Lost in the shuffle of Creighton’s historic night was the seemingly stagnant offense for the Wildcats. From the 16:58 mark in the second half until 3:03 remaining, Villanova scored just three points from someone other than James Bell. Bell had 11 in that span.
The Bluejays jumped/raced/exploded/cyborged to a 21-5 lead after just five minutes of play. Wragge made 7 threes in the first 7 minutes (all on three-pointers), and Creighton led 35-16 under-12 media TO. But it was 27-8 before the second media timeout. DePaul only scored 24 points against Villanova in the entire first half. Obviously the defense was to blame, but how so?

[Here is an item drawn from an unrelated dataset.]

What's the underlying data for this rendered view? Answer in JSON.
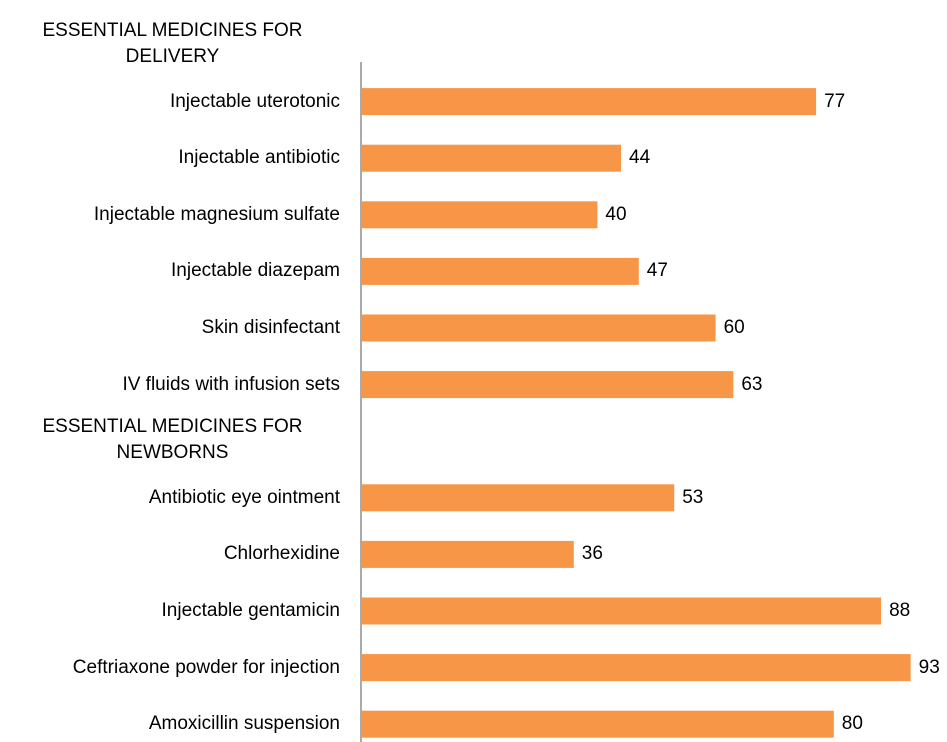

Villanova always likes to play with an extremely willing help defense. Sometimes it comes back to bite them. Against a team with as many three-point shooters as Creighton, it almost made sense to scrap the help defense. But they didn’t. And the Bluejays kept shooting.
With 7:17 remaining, Isaiah Zierden made a three to put Creighton up 47-19. It was the team’s 13th 3-pointer in 19 attempts. But at that point, the game made an eerily similar turn towards the Villanova-Syracuse game in December. Villanova went on a 13-0 run to cut the gap a bit and kept clawing.
Threes from Arch, Bell, and Hilliard helped to bring the lead down to 54-41 when the clock eventually expired in the first half. Villanova shot 13-32 for 40.6% and 6-17 (35.3%) from deep in 20 minutes while Creighton was shooting an incomprehensible 64% from behind the arc at 14-22.
Villanova entered the game having won all three of its career matchups against Creighton, all from long before Jay Wright took over at Villanova.